El primer lugar que visitamos fue la casa de James Ibarra, un abogado de 39 años que se desempeñó como secretario de gobierno en la anterior alcaldía. Ahí también conocí a María de los Ángeles Mora, una líder campesina de 35 años, que es concejala del municipio. Ambos, junto a Hermes, que es un trabajador comunitario, me relataron las acciones realizadas en los últimos años para desenterrar las miles de minas que hay en 30 poblaciones de los alrededores; entre otras cosas, consiguieron que los paramilitares y los guerrilleros avalaran un proceso de desminado, incluso James estuvo en octubre del 2006 en La Habana, Cuba, reunido con los dirigentes del ELN. Gracias a estas gestiones, los ataques de los grupos armados se redujeron. Pero hasta ahora no se ha desenterrado ni una mina; por el contrario, las víctimas aumentaron de tres que se presentaron en el 2005 a treinta y tres en el 2007. “Lo peor es que se le va a meter más candela a la guerra porque ya viene la erradicación de la hoja de coca”, sentenció James. Todos quedamos en silencio. Hermes entonces propuso que saliéramos para que yo conociera el puente peatonal Luis Carlos Galán, orgullo de los samanieguenses. Desde ahí vi que el problema de las minas en esta región ya no es rural, sino que está presente también en el casco urbano.
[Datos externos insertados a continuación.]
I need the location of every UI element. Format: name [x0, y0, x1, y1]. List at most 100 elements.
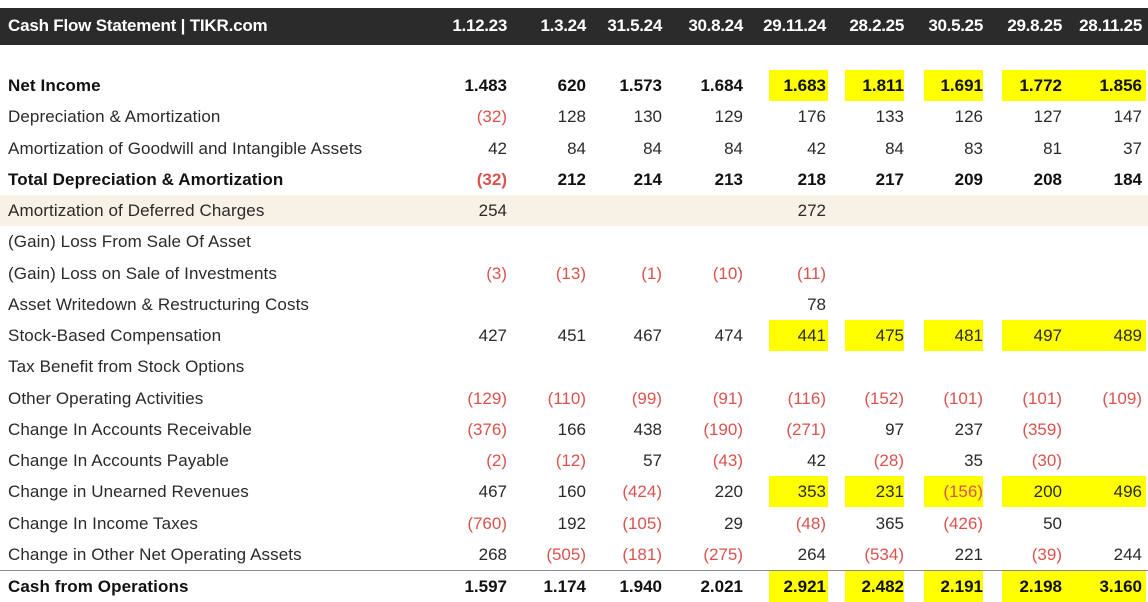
- cell-value: (3): [486, 263, 507, 283]
- table-cell: [1064, 226, 1142, 257]
- cell-value: 1.683: [783, 76, 826, 95]
- table-cell: (190): [684, 414, 743, 445]
- cell-value: (28): [873, 451, 904, 470]
- table-cell: 2.198: [1002, 571, 1062, 602]
- cell-value: (116): [787, 388, 826, 408]
- cell-value: 1.483: [464, 76, 507, 95]
- table-row: Change In Income Taxes (760) 192 (105) 29 (48…: [0, 508, 1148, 539]
- cell-value: 42: [807, 451, 826, 470]
- table-cell: [604, 195, 662, 226]
- table-cell: 37: [1064, 133, 1142, 164]
- cell-value: (11): [797, 263, 826, 283]
- cell-value: 427: [478, 326, 507, 345]
- table-cell: [684, 289, 743, 320]
- cell-value: 130: [633, 107, 662, 127]
- cell-value: (156): [943, 482, 983, 502]
- table-cell: 1.573: [604, 70, 662, 101]
- table-cell: 35: [926, 445, 983, 476]
- table-cell: (271): [769, 414, 826, 445]
- table-row: Net Income 1.483 620 1.573 1.684 1.683 1.811 1.…: [0, 70, 1148, 101]
- table-cell: 84: [684, 133, 743, 164]
- table-cell: [604, 289, 662, 320]
- table-cell: 147: [1064, 101, 1142, 132]
- row-label: Amortization of Goodwill and Intangible …: [8, 138, 363, 158]
- cell-value: 489: [1113, 326, 1142, 345]
- cell-value: (101): [1022, 388, 1062, 408]
- table-cell: 42: [769, 445, 826, 476]
- table-cell: (2): [446, 445, 507, 476]
- table-cell: 42: [446, 133, 507, 164]
- table-row: Change in Other Net Operating Assets 268 (…: [0, 539, 1148, 570]
- table-cell: (32): [446, 101, 507, 132]
- table-cell: (109): [1064, 383, 1142, 414]
- table-cell: [684, 226, 743, 257]
- column-header-period: 1.12.23: [452, 16, 507, 35]
- cell-value: (48): [795, 513, 826, 533]
- cell-value: 474: [714, 326, 743, 345]
- table-cell: 244: [1064, 539, 1142, 570]
- table-cell: 126: [926, 101, 983, 132]
- table-cell: [1064, 289, 1142, 320]
- table-cell: 1.683: [769, 70, 828, 101]
- table-cell: [847, 351, 904, 382]
- cell-value: (110): [547, 388, 586, 408]
- table-cell: [1064, 508, 1142, 539]
- table-cell: (101): [1004, 383, 1062, 414]
- table-cell: (12): [530, 445, 586, 476]
- table-cell: [1064, 195, 1142, 226]
- cell-value: (376): [467, 419, 507, 439]
- table-cell: 264: [769, 539, 826, 570]
- table-cell: [1004, 351, 1062, 382]
- cell-value: 213: [714, 169, 743, 189]
- cell-value: (99): [631, 388, 662, 408]
- table-cell: 427: [446, 320, 507, 351]
- cell-value: (534): [864, 544, 904, 564]
- table-cell: [847, 289, 904, 320]
- table-cell: 237: [926, 414, 983, 445]
- cell-value: 365: [875, 513, 904, 533]
- cell-value: (13): [555, 263, 586, 283]
- cell-value: (91): [712, 388, 743, 408]
- table-cell: 128: [530, 101, 586, 132]
- cell-value: 231: [875, 482, 904, 502]
- table-cell: 160: [530, 476, 586, 507]
- column-header-period: 29.11.24: [763, 16, 826, 35]
- cell-value: 451: [557, 326, 586, 345]
- table-header: Cash Flow Statement | TIKR.com 1.12.23 1.…: [0, 8, 1148, 45]
- table-cell: (11): [769, 258, 826, 289]
- cell-value: 127: [1033, 107, 1062, 127]
- cell-value: 78: [807, 294, 826, 314]
- table-cell: (110): [530, 383, 586, 414]
- cell-value: 441: [797, 326, 826, 345]
- table-row: Tax Benefit from Stock Options: [0, 351, 1148, 382]
- cell-value: 2.482: [861, 577, 904, 596]
- table-row: Amortization of Goodwill and Intangible …: [0, 133, 1148, 164]
- table-cell: [926, 351, 983, 382]
- row-label: Change in Other Net Operating Assets: [8, 544, 302, 564]
- cell-value: 254: [478, 201, 507, 220]
- cell-value: 217: [875, 169, 904, 189]
- cell-value: (39): [1031, 544, 1062, 564]
- table-cell: (99): [604, 383, 662, 414]
- table-cell: [446, 289, 507, 320]
- table-row: Other Operating Activities (129) (110) (99)…: [0, 383, 1148, 414]
- column-header-period: 1.3.24: [540, 16, 587, 35]
- table-cell: (181): [604, 539, 662, 570]
- table-cell: 192: [530, 508, 586, 539]
- row-label: Cash from Operations: [8, 577, 189, 596]
- table-cell: 78: [769, 289, 826, 320]
- row-label: Change In Accounts Receivable: [8, 419, 252, 439]
- cell-value: (359): [1022, 419, 1062, 439]
- table-cell: 212: [530, 164, 586, 195]
- cell-value: 1.684: [700, 76, 743, 95]
- table-cell: [530, 195, 586, 226]
- cell-value: (275): [703, 544, 743, 564]
- cell-value: (190): [703, 419, 743, 439]
- table-cell: 127: [1004, 101, 1062, 132]
- table-cell: 1.597: [446, 571, 507, 602]
- cell-value: 2.191: [940, 577, 983, 596]
- table-cell: 467: [446, 476, 507, 507]
- cell-value: 84: [567, 138, 586, 158]
- table-cell: 29: [684, 508, 743, 539]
Parecían zonas de camping, esa fue la impresión que me produjeron las pequeñas carpas azules ubicadas en diferentes partes de las montañas que rodean al puente. Pero qué lejos estaba yo de la realidad. “Esas son invasiones hechas por los que llegan a Samaniego huyendo de las minas sembradas en sus fincas”, aclaró Hermes. James intervino y me señaló con su dedo el cementerio. “¿Ve esas casas que están pegaditas a las tumbas? Eso también es una invasión de campesinos que llegaron hace años desplazados por los combates. Ahora ellos están en peligro por la cadaverina que sale de la tierra”, dijo.
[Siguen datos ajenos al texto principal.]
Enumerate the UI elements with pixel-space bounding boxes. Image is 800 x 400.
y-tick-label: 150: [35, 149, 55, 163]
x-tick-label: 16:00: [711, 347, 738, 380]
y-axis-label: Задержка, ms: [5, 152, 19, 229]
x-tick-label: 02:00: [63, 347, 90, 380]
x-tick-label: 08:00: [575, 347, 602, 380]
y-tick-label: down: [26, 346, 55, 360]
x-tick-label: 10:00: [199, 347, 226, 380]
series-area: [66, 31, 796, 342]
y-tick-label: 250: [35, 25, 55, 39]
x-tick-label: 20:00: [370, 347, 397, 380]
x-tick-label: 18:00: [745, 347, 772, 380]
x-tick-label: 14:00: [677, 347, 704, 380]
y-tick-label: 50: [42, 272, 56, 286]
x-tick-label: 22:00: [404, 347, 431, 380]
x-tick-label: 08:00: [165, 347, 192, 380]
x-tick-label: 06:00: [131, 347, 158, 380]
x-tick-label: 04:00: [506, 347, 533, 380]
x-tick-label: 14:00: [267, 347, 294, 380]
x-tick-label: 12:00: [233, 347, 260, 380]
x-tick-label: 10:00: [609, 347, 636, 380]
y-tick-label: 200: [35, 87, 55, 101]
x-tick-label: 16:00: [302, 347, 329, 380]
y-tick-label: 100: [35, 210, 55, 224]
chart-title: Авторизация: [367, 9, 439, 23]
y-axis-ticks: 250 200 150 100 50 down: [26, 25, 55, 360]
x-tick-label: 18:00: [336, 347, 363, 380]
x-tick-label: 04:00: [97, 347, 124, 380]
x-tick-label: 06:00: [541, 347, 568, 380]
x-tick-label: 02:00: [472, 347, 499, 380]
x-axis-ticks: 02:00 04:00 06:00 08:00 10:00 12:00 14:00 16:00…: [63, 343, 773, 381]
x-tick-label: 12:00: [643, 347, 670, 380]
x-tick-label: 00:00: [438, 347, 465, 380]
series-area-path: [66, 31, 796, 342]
La concejala María de los Ángeles, que se mantenía en silencio mientras caminábamos por el puente, manifestó que en el casco urbano hay más de mil desplazados provenientes de las poblaciones de los alrededores. “¿Quiere hablar con algunos?”, me preguntó. Yo le respondí que sí, pero que con los de las carpas azules, los que huyen de las minas.


Un sancocho rancio y un café

Las paredes de los ranchos eran de lona, el material sintético con que cubren las zonas donde se realiza una construcción. “Un familiar nos prestó la plata para la lona, que es lo más barato, y nos regaló el plástico para el techo”, me explicó Silvia Narváez, mientras avivaba el fuego en que cocinaba lo que ella denomina un sancocho rancio, es decir, sin carne, sólo con yuca, repollo y sal.

Esta mujer de 30 años y tres hijos llegó a la invasión el 30 de noviembre del 2007, después de caminar tres horas desde su finca en Alto Cartagena. Su esposo, Juan Santander, consiguió un caballo en el que cargó las pertenencias de la familia: las ollas, el colchón y dos cajas, una con las cobijas, la otra con la ropa, que consiste sobre todo en camisas de campañas políticas. Ellos salieron de su finca cuando empezaron a aguantar hambre, sí, cuando se quedaron sin nada qué comer porque Juan no podía ir a su cultivo de maíz. “La guerrilla andaba por allá diciéndo que por tales partes estaba minado, que no se metieran, y una de esas partes era nuestra tierra. Por eso nos vinimos pa’ca, porque no teníamos más a dónde ir”, cuenta mientras coge los platos desechables para servirle a sus hijos el sancocho rancio que terminó de cocinar. James, Hermes, María de los Ángeles y yo le decimos que en un rato volvemos, que vamos a conversar con otras personas.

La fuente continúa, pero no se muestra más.